Die gebotene eigenständige Bedeutung kommt dem Tatbestandsmerkmal "benötigt" in § 32 Abs. 2 Nr. 3 Satz 1 WaffG nach alledem nur zu, wenn es als besondere, auf den Schießsport zugeschnittene Ausprägung des allgemeinen waffenrechtlichen Bedürfnisses verstanden wird. Zu den Zielen des Waffengesetzes gehört, die Zahl der Waffenbesitzer sowie die Art und Zahl der in Privatbesitz befindlichen Schußwaffen auf das unbedingt notwendige und mit Rücksicht auf die Interessen der öffentlichen Sicherheit vertretbare Maß zu beschränken (stRspr; vgl.
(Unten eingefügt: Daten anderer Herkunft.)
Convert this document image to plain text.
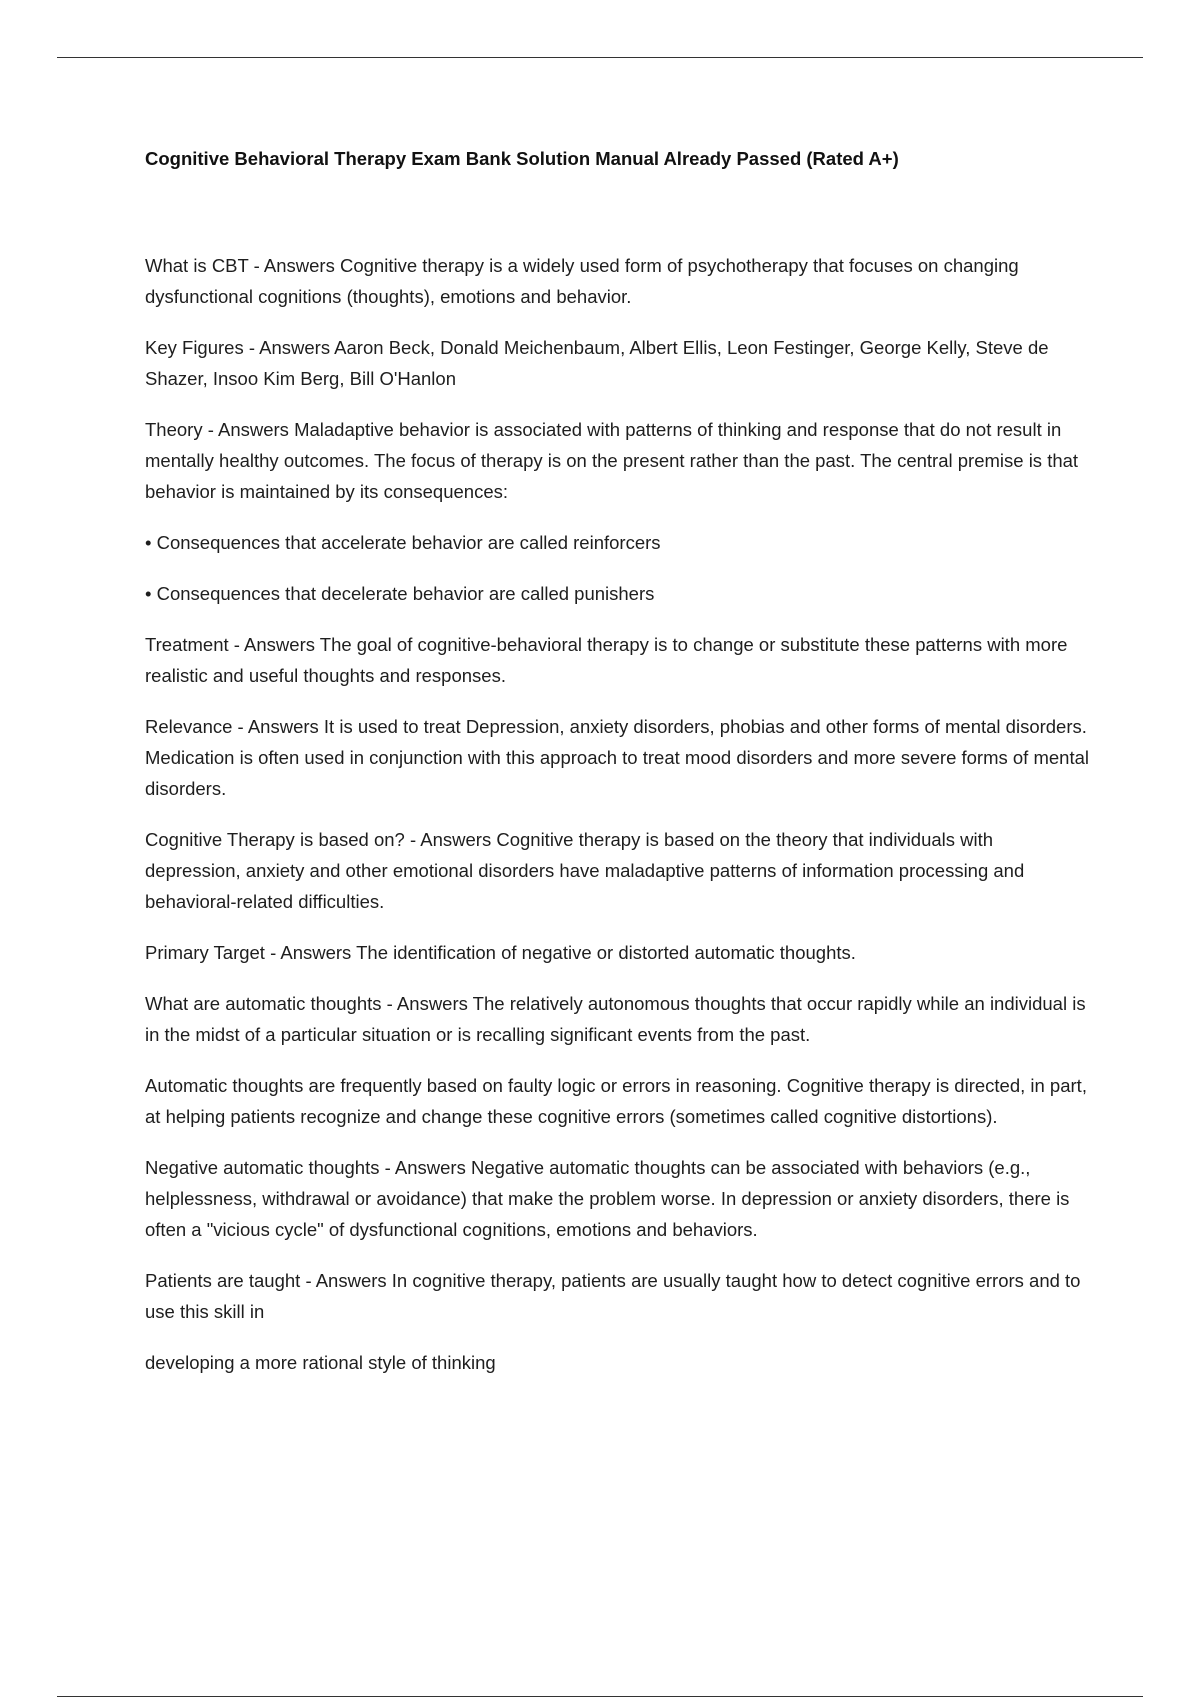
Cognitive Behavioral Therapy Exam Bank Solution Manual Already Passed (Rated A+)

What is CBT - Answers Cognitive therapy is a widely used form of psychotherapy that focuses on changing dysfunctional cognitions (thoughts), emotions and behavior.

Key Figures - Answers Aaron Beck, Donald Meichenbaum, Albert Ellis, Leon Festinger, George Kelly, Steve de Shazer, Insoo Kim Berg, Bill O'Hanlon

Theory - Answers Maladaptive behavior is associated with patterns of thinking and response that do not result in mentally healthy outcomes. The focus of therapy is on the present rather than the past. The central premise is that behavior is maintained by its consequences:

• Consequences that accelerate behavior are called reinforcers

• Consequences that decelerate behavior are called punishers

Treatment - Answers The goal of cognitive-behavioral therapy is to change or substitute these patterns with more realistic and useful thoughts and responses.

Relevance - Answers It is used to treat Depression, anxiety disorders, phobias and other forms of mental disorders. Medication is often used in conjunction with this approach to treat mood disorders and more severe forms of mental disorders.

Cognitive Therapy is based on? - Answers Cognitive therapy is based on the theory that individuals with depression, anxiety and other emotional disorders have maladaptive patterns of information processing and behavioral-related difficulties.

Primary Target - Answers The identification of negative or distorted automatic thoughts.

What are automatic thoughts - Answers The relatively autonomous thoughts that occur rapidly while an individual is in the midst of a particular situation or is recalling significant events from the past.

Automatic thoughts are frequently based on faulty logic or errors in reasoning. Cognitive therapy is directed, in part, at helping patients recognize and change these cognitive errors (sometimes called cognitive distortions).

Negative automatic thoughts - Answers Negative automatic thoughts can be associated with behaviors (e.g., helplessness, withdrawal or avoidance) that make the problem worse. In depression or anxiety disorders, there is often a "vicious cycle" of dysfunctional cognitions, emotions and behaviors.

Patients are taught - Answers In cognitive therapy, patients are usually taught how to detect cognitive errors and to use this skill in

developing a more rational style of thinking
Urteile vom 24. Juni 1975 - BVerwG 1 C 25.73 - BVerwGE 49, 1, vom 8. Dezember 1992 - BVerwG 1 C 5.92 - Buchholz 402.5 WaffG Nr. 66 = GewArch 1993, 325 sowie zuletzt vom 23. März 1999 - BVerwG 1 C 21.98 - DokBerA 1999, 177). Die gebotene Abwägung zwischen den berechtigten privaten Interessen und dem öffentlichen Interesse, daß möglichst wenige Waffen "ins Volk" kommen, hat der Gesetzgeber für Sportschützen in § 32 Abs. 2 Nr. 3 WaffG zwar konkretisiert (vgl. Urteil vom 27. November 1997, a.a.O.). Die tatbestandliche Ausgestaltung ("benötigt") öffnet die Vorschrift insoweit aber wieder Erwägungen, die auch die allgemeine waffenrechtliche Bedürfnisprüfung kennzeichnen. Demnach benötigt ein Vereinssportschütze, der bereits eine ihrer Art nach für die auszuübende Sportdisziplin erforderliche Waffe besitzt, eine weitere Waffe dieser Art nur, wenn dies aus der Sicht des Schießsports notwendig ist. In diesem Sinne kann eine Waffe u.U. etwa als Reservewaffe oder zum Zweck der Leistungssteigerung nötig sein, wobei in Fällen dieser Art zu bedenken ist, ob der Antragsteller außer der erstrebten Waffe die bereits in seinem Besitz befindliche Waffe weiterhin benötigt (vgl. Urteil vom 27. November 1997, a.a.O.). Hingegen gibt das Gesetz für die vom Oberverwaltungsgericht vertretene Auffassung nichts her, der "quantitative Aspekt des Tatbestandsmerkmals" (sc. "benötigt") sei "nur als im Wege der Evidenzkontrolle zu ermittelnde Mißbrauchsgrenze der Privilegierung zu verstehen".
Schießsportliche Gesichtspunkte, die den begehrten Waffenerwerb im Sinne von § 32 Abs. 2 Nr. 3 WaffG rechtfertigen könnten, hat der Kläger zu keiner Zeit vorgetragen und auch nicht aufgrund der Erörterung in der mündlichen Verhandlung des erkennenden Senats im Wege vorsorglicher Gegenrüge vorgebracht. Diesbezüglicher weiterer Feststellungen des Oberverwaltungsgerichts bedarf es nicht, so daß in der Sache selbst entschieden werden konnte (§ 144 Abs. 3 Satz 1 Nr. 1 VwGO).
Die Kostenentscheidung beruht auf § 154 Abs. 2 VwGO.
Beschluß
Der Wert des Streitgegenstandes wird für das Revisionsverfahren auf 10 000 DM festgesetzt.